What I do is pack up the gifts that hurt me to look at, and put them away in a closet until I'm well over the guy. I like to keep mementos from my relationships and eventually, I can look at them with a smile on my face and remember the good times rather than the hurt.
So I know you say you'd feel bad doing that, but you need to do what's best for you and not having it in your sight being a constant reminder will help.
Sheri
Hi there
Its really difficult to distract yourself from an ex when surrounded by mementos, best thing to do is to just hide them away until you are ready to appreciete them for what they meant at the time. I couldnt throw things away either- though it was tempting at first, i know id regret it
Hi,
I was extremely angry at the time and gave everything to the Salvation Army...The way that our breakup went down was so disrespectful and insensitive that I couldn't believe I was dealing with the same person I had spent 4 years with. I just felt I didn't want anything she had given me and it was 99% because of the manipulative, selfserving, uncaring way she broke up with me. If she had just taken a little time to remember how much I cared each and every day for her (and her family) and showed it, maybe she would have given me the benefit of a more decent way to break up. I couldn't handle keeping anything...it had to go. Maybe someday I can forgive, but I'm definately not there yet.

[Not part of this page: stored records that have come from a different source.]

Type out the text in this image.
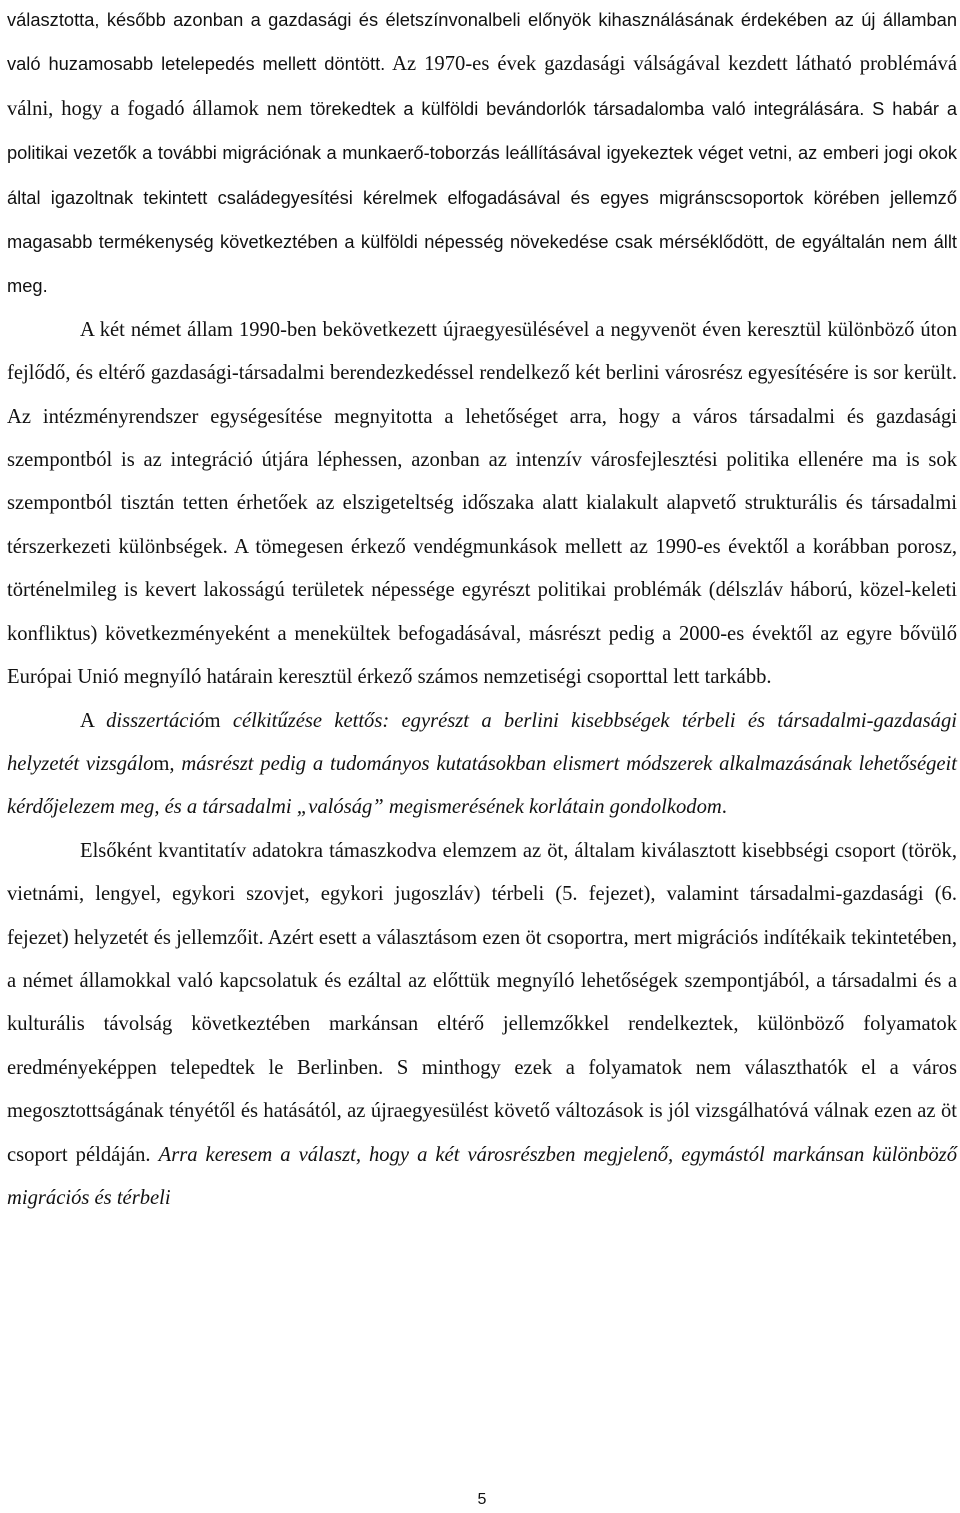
választotta, később azonban a gazdasági és életszínvonalbeli előnyök kihasználásának érdekében az új államban való huzamosabb letelepedés mellett döntött. Az 1970-es évek gazdasági válságával kezdett látható problémává válni, hogy a fogadó államok nem törekedtek a külföldi bevándorlók társadalomba való integrálására. S habár a politikai vezetők a további migrációnak a munkaerő-toborzás leállításával igyekeztek véget vetni, az emberi jogi okok által igazoltnak tekintett családegyesítési kérelmek elfogadásával és egyes migránscsoportok körében jellemző magasabb termékenység következtében a külföldi népesség növekedése csak mérséklődött, de egyáltalán nem állt meg.

A két német állam 1990-ben bekövetkezett újraegyesülésével a negyvenöt éven keresztül különböző úton fejlődő, és eltérő gazdasági-társadalmi berendezkedéssel rendelkező két berlini városrész egyesítésére is sor került. Az intézményrendszer egységesítése megnyitotta a lehetőséget arra, hogy a város társadalmi és gazdasági szempontból is az integráció útjára léphessen, azonban az intenzív városfejlesztési politika ellenére ma is sok szempontból tisztán tetten érhetőek az elszigeteltség időszaka alatt kialakult alapvető strukturális és társadalmi térszerkezeti különbségek. A tömegesen érkező vendégmunkások mellett az 1990-es évektől a korábban porosz, történelmileg is kevert lakosságú területek népessége egyrészt politikai problémák (délszláv háború, közel-keleti konfliktus) következményeként a menekültek befogadásával, másrészt pedig a 2000-es évektől az egyre bővülő Európai Unió megnyíló határain keresztül érkező számos nemzetiségi csoporttal lett tarkább.

A disszertációm célkitűzése kettős: egyrészt a berlini kisebbségek térbeli és társadalmi-gazdasági helyzetét vizsgálom, másrészt pedig a tudományos kutatásokban elismert módszerek alkalmazásának lehetőségeit kérdőjelezem meg, és a társadalmi „valóság” megismerésének korlátain gondolkodom.

Elsőként kvantitatív adatokra támaszkodva elemzem az öt, általam kiválasztott kisebbségi csoport (török, vietnámi, lengyel, egykori szovjet, egykori jugoszláv) térbeli (5. fejezet), valamint társadalmi-gazdasági (6. fejezet) helyzetét és jellemzőit. Azért esett a választásom ezen öt csoportra, mert migrációs indítékaik tekintetében, a német államokkal való kapcsolatuk és ezáltal az előttük megnyíló lehetőségek szempontjából, a társadalmi és a kulturális távolság következtében markánsan eltérő jellemzőkkel rendelkeztek, különböző folyamatok eredményeképpen telepedtek le Berlinben. S minthogy ezek a folyamatok nem választhatók el a város megosztottságának tényétől és hatásától, az újraegyesülést követő változások is jól vizsgálhatóvá válnak ezen az öt csoport példáján. Arra keresem a választ, hogy a két városrészben megjelenő, egymástól markánsan különböző migrációs és térbeli

5
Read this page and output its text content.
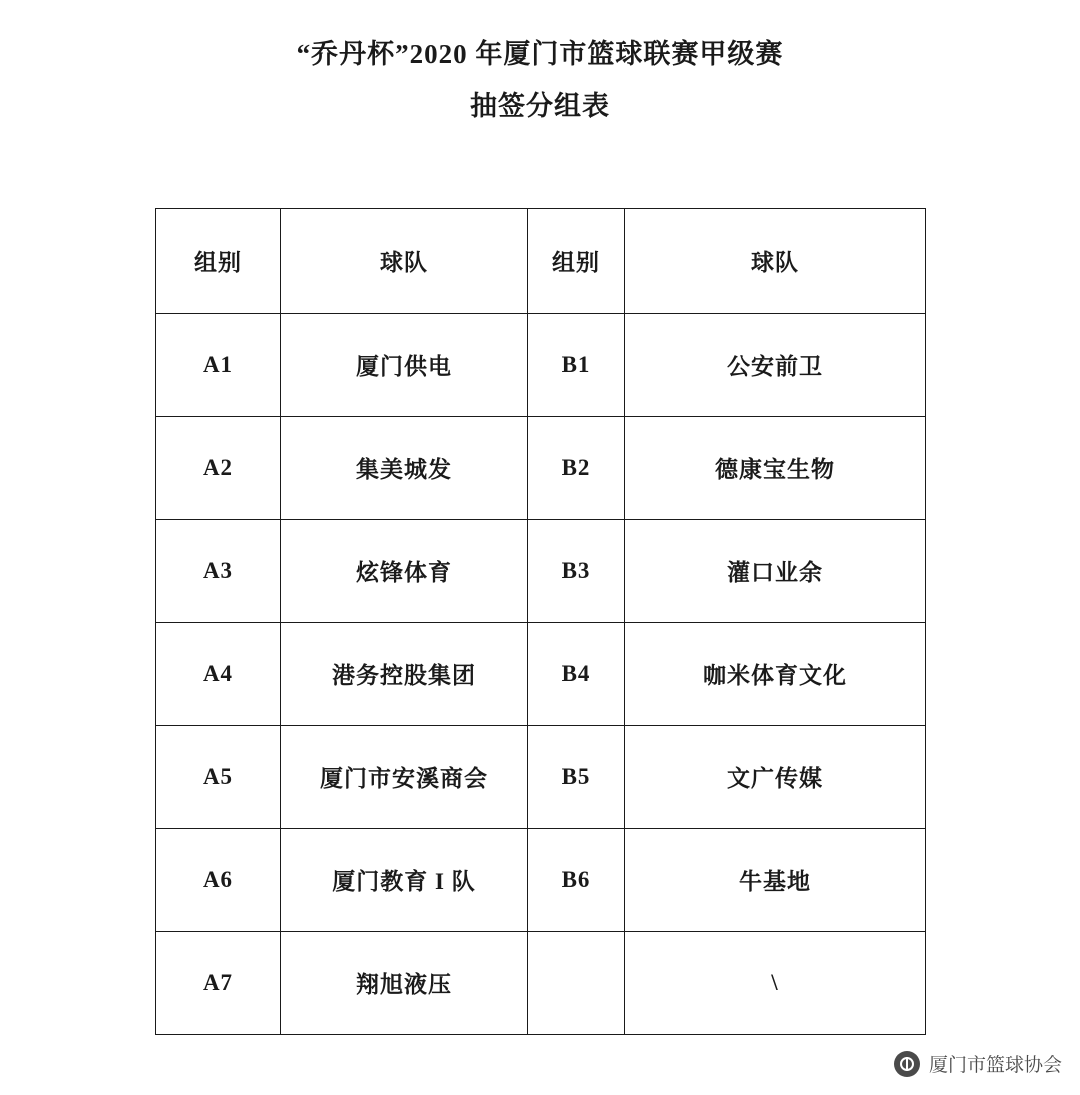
“乔丹杯”2020 年厦门市篮球联赛甲级赛
抽签分组表
组别	球队	组别	球队
A1	厦门供电	B1	公安前卫
A2	集美城发	B2	德康宝生物
A3	炫锋体育	B3	灌口业余
A4	港务控股集团	B4	咖米体育文化
A5	厦门市安溪商会	B5	文广传媒
A6	厦门教育 I 队	B6	牛基地
A7	翔旭液压		\
厦门市篮球协会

Well, I had one ex send me back a CD I gave him, and that hurt me terribly. I would much rather he have thrown it away, at least that way I wouldn't have known what he did with it. But to rub it in my face like that--oh, I still remember clearly how much that hurt. So, having had it done to me, I would never do that to someone, unless I really wanted to hurt them.
Sheri
I'm sorry you are hurting. I've been going through a breakup myself and I find this board to be really helpful.